When I sat at Legion Field on the first Saturday in September, 2017, I was so thrilled the Blazers had returned that wins, losses and even performance didn’t matter a whole lot.
I figured UAB would win that game – against Football Championship Subdivision foe Alabama A&M – and then somehow manage to get three more before the 12-game season reached its end.
Football Bowl Subdivision schools that lose their program don’t just come back and compete, not when they’ve been out of the game for two years.
But UAB proved me wrong last season, going 8-5, winning every game it played at Legion Field, and earning a Bahamas Bowl berth.
I couldn’t have been prouder, and couldn’t have been more pleased to be so wrong.
At least I thought I couldn’t.
Because on Saturday, when the final seconds ticked away on a 27-25 Blazers victory over Middle Tennessee that secured the 2018 Conference USA championship, I was even more proud – and wrong again.

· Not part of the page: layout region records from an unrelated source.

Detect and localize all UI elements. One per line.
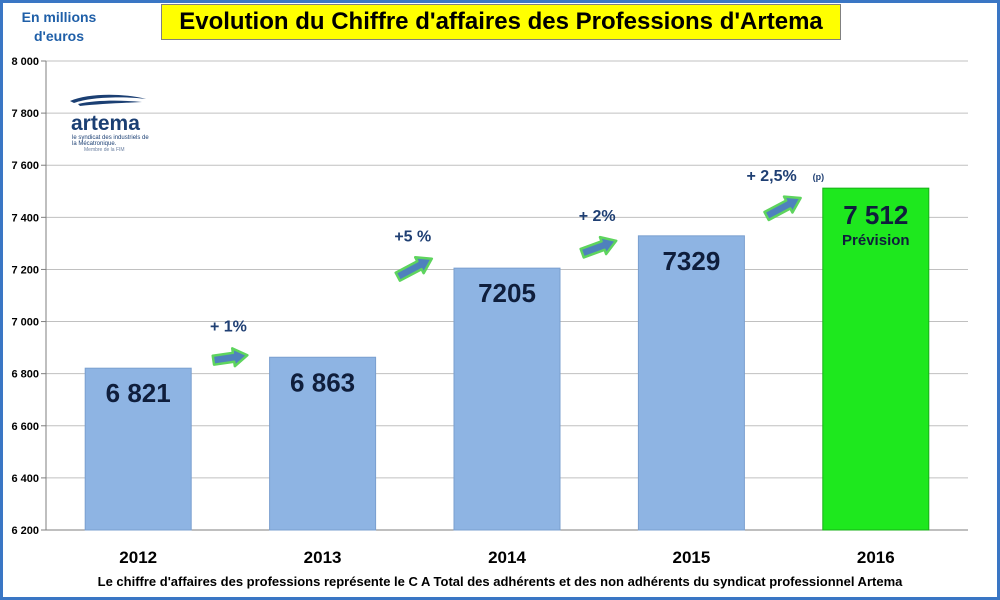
growth-label: + 1%	[210, 319, 247, 336]
logo-swoosh-icon	[70, 94, 146, 106]
y-tick-label: 6 800	[11, 369, 39, 381]
y-tick-label: 6 200	[11, 525, 39, 537]
logo-tagline: le syndicat des industriels de la Mécatr…	[72, 135, 149, 147]
forecast-label: Prévision	[842, 232, 910, 249]
y-axis-unit-label: En millions d'euros	[21, 9, 97, 44]
forecast-bar	[822, 187, 930, 531]
growth-arrow	[579, 235, 618, 259]
x-tick-label: 2012	[119, 548, 157, 567]
y-tick-label: 6 600	[11, 421, 39, 433]
logo-member: Membre de la FIM	[84, 147, 125, 153]
y-tick-label: 7 600	[11, 160, 39, 172]
y-tick-label: 8 000	[11, 56, 39, 68]
x-tick-label: 2014	[488, 548, 526, 567]
y-tick-label: 7 000	[11, 317, 39, 329]
bar	[84, 367, 192, 531]
x-tick-label: 2015	[672, 548, 710, 567]
bar-value-label: 6 863	[290, 367, 355, 397]
artema-logo: artema le syndicat des industriels de la…	[62, 92, 152, 154]
y-tick-label: 7 400	[11, 212, 39, 224]
bar-value-label: 7329	[662, 246, 720, 276]
y-tick-label: 6 400	[11, 473, 39, 485]
y-tick-label: 7 800	[11, 108, 39, 120]
growth-note: (p)	[813, 172, 825, 182]
x-tick-label: 2013	[304, 548, 342, 567]
bar-value-label: 7205	[478, 278, 536, 308]
bar-value-label: 6 821	[106, 378, 171, 408]
growth-arrow	[763, 195, 802, 222]
bar-value-label: 7 512	[843, 200, 908, 230]
x-tick-label: 2016	[857, 548, 895, 567]
chart-title: Evolution du Chiffre d'affaires des Prof…	[161, 4, 841, 40]
growth-arrow	[394, 256, 434, 282]
growth-label: + 2,5%	[746, 168, 796, 185]
growth-label: + 2%	[579, 208, 616, 225]
bar	[269, 356, 377, 531]
bar	[637, 235, 745, 531]
growth-label: +5 %	[394, 229, 431, 246]
footer-note: Le chiffre d'affaires des professions re…	[97, 574, 903, 589]
logo-wordmark: artema	[71, 112, 140, 135]
bar	[453, 267, 561, 531]
growth-arrow	[211, 347, 249, 368]
y-tick-label: 7 200	[11, 264, 39, 276]
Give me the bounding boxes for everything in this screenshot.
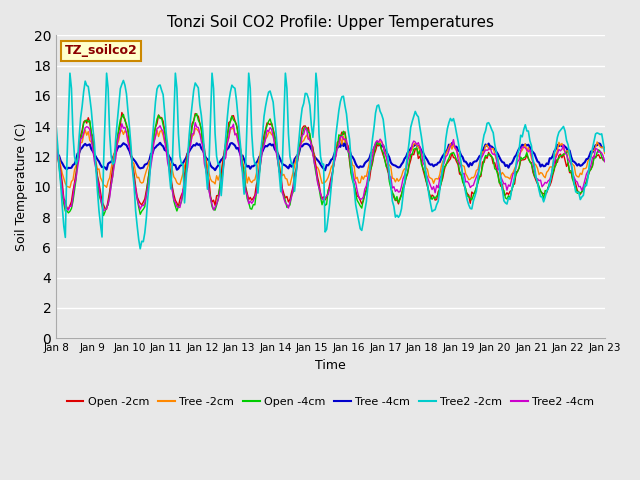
Open -2cm <box>573 187 581 193</box>
Open -4cm <box>121 118 129 124</box>
Tree2 -2cm <box>136 246 144 252</box>
Open -2cm <box>103 206 111 212</box>
Tree2 -2cm <box>52 123 60 129</box>
Tree2 -4cm <box>295 146 303 152</box>
Tree -2cm <box>230 125 237 131</box>
Open -2cm <box>52 135 60 141</box>
Tree -4cm <box>292 154 300 160</box>
Open -2cm <box>246 194 254 200</box>
X-axis label: Time: Time <box>315 359 346 372</box>
Open -2cm <box>118 109 125 115</box>
Tree -4cm <box>601 145 609 151</box>
Open -2cm <box>219 160 227 166</box>
Line: Open -4cm: Open -4cm <box>56 114 605 216</box>
Open -4cm <box>601 158 609 164</box>
Tree -4cm <box>234 145 242 151</box>
Tree2 -4cm <box>237 162 245 168</box>
Tree2 -4cm <box>219 171 227 177</box>
Tree -4cm <box>52 148 60 154</box>
Legend: Open -2cm, Tree -2cm, Open -4cm, Tree -4cm, Tree2 -2cm, Tree2 -4cm: Open -2cm, Tree -2cm, Open -4cm, Tree -4… <box>62 392 598 411</box>
Tree -2cm <box>237 148 245 154</box>
Tree2 -2cm <box>246 85 254 91</box>
Line: Tree2 -4cm: Tree2 -4cm <box>56 122 605 211</box>
Open -4cm <box>100 213 108 218</box>
Tree2 -4cm <box>573 179 581 185</box>
Open -4cm <box>295 151 303 157</box>
Tree -2cm <box>573 174 581 180</box>
Open -4cm <box>237 155 245 160</box>
Tree -2cm <box>295 143 303 148</box>
Tree2 -2cm <box>573 189 581 195</box>
Line: Open -2cm: Open -2cm <box>56 112 605 209</box>
Tree -4cm <box>321 168 329 173</box>
Tree -4cm <box>216 159 223 165</box>
Tree2 -4cm <box>191 120 199 125</box>
Line: Tree -4cm: Tree -4cm <box>56 142 605 170</box>
Tree2 -2cm <box>295 134 303 140</box>
Tree -4cm <box>338 139 346 144</box>
Tree2 -4cm <box>121 124 129 130</box>
Tree2 -4cm <box>100 208 108 214</box>
Open -4cm <box>219 168 227 174</box>
Tree2 -4cm <box>601 159 609 165</box>
Text: TZ_soilco2: TZ_soilco2 <box>65 45 137 58</box>
Tree2 -2cm <box>66 70 74 76</box>
Open -4cm <box>52 142 60 147</box>
Title: Tonzi Soil CO2 Profile: Upper Temperatures: Tonzi Soil CO2 Profile: Upper Temperatur… <box>167 15 494 30</box>
Open -2cm <box>237 154 245 159</box>
Tree -2cm <box>246 178 254 184</box>
Tree -2cm <box>66 185 74 191</box>
Tree2 -4cm <box>52 142 60 148</box>
Open -4cm <box>246 206 254 212</box>
Tree -4cm <box>573 163 581 168</box>
Tree2 -2cm <box>219 174 227 180</box>
Open -2cm <box>123 123 131 129</box>
Tree -4cm <box>120 140 127 146</box>
Open -2cm <box>295 146 303 152</box>
Tree -2cm <box>601 151 609 156</box>
Tree2 -2cm <box>237 149 245 155</box>
Tree -2cm <box>218 170 225 176</box>
Tree -4cm <box>243 164 251 169</box>
Line: Tree2 -2cm: Tree2 -2cm <box>56 73 605 249</box>
Tree -2cm <box>121 128 129 134</box>
Open -2cm <box>601 158 609 164</box>
Tree2 -4cm <box>246 198 254 204</box>
Open -4cm <box>573 191 581 196</box>
Open -4cm <box>193 111 200 117</box>
Line: Tree -2cm: Tree -2cm <box>56 128 605 188</box>
Tree -2cm <box>52 142 60 148</box>
Tree2 -2cm <box>121 82 129 88</box>
Tree2 -2cm <box>601 148 609 154</box>
Y-axis label: Soil Temperature (C): Soil Temperature (C) <box>15 122 28 251</box>
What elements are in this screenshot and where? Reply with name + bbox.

Oh, I had high hopes for another good season that included a postseason, but league title?
Come on.
Not two years out of the grave.
But here they are, sitting on 10 wins and prepping for MAC champion Northern Illinois in the Boca Raton Bowl on Dec. 18.
“We talked about when we brought this group in, the joke was who was going to play us in the movie, because you know there is going to be a movie someday, and then it was how do we want this movie to end,” UAB coach Bill Clark said during the postgame news conference on Saturday. “We wanted the movie to end with a championship.”
When UAB president Ray Watts pulled the plug on the football program on this date four years ago, it was supposedly because it was a money-losing proposition.
“As we look at the evolving landscape of NCAA football, we see expenses only continuing to increase.” Watts said. “When considering a model that best protects the financial future and prominence of the athletic department, football is simply not sustainable.”
But a lot of us wouldn’t accept that (yes, I’m raising my hand, here) and the Birmingham business community galvanized behind UAB football.
Give us a chance to be competitive, we said, and we’ll make it worth your while.
Saturday’s outcome was an object lesson in faith.
“I think the city of Birmingham and UAB, the people believed in this,” Clark said. “I mean, we raised $50 million to bring this program back. This is a thank you them, too. All of those people who really gave their own personal money, to believe in us and get us in a facility where we would have a chance to compete.”
Throughout its history, Blazer football has been hamstrung by a University of Alabama system board of trustees that didn’t want it and certainly had no desire to help it.
Enough people got to together, though, to take that decision out of their hands.
Now there’s an operations building and practice facility that any Group of 5 program would be proud of.
A new stadium is on the way.
Clark is a coach who, thanks to a contract extension the day before the league championship game, is being paid closer to what he’s worth.
And players who decide to wear the green and gold do so because they want to be part of something special, not because they have no place else to go.
For the first time, the UAB football program is in a position to succeed.
Four years after having no future, the future has no limits.
“I was a high school coach and my dad was a high school coach, and that’s really what I want to see from them is taking these things and saying, ‘OK, if I work really hard, if I believe in something, good things can happen,’” Clark said. “That’s what happened with this group, they believed in each other.”
It’s easy to believe, now.
And I don’t believe I’ll ever predict a 4-8 season again.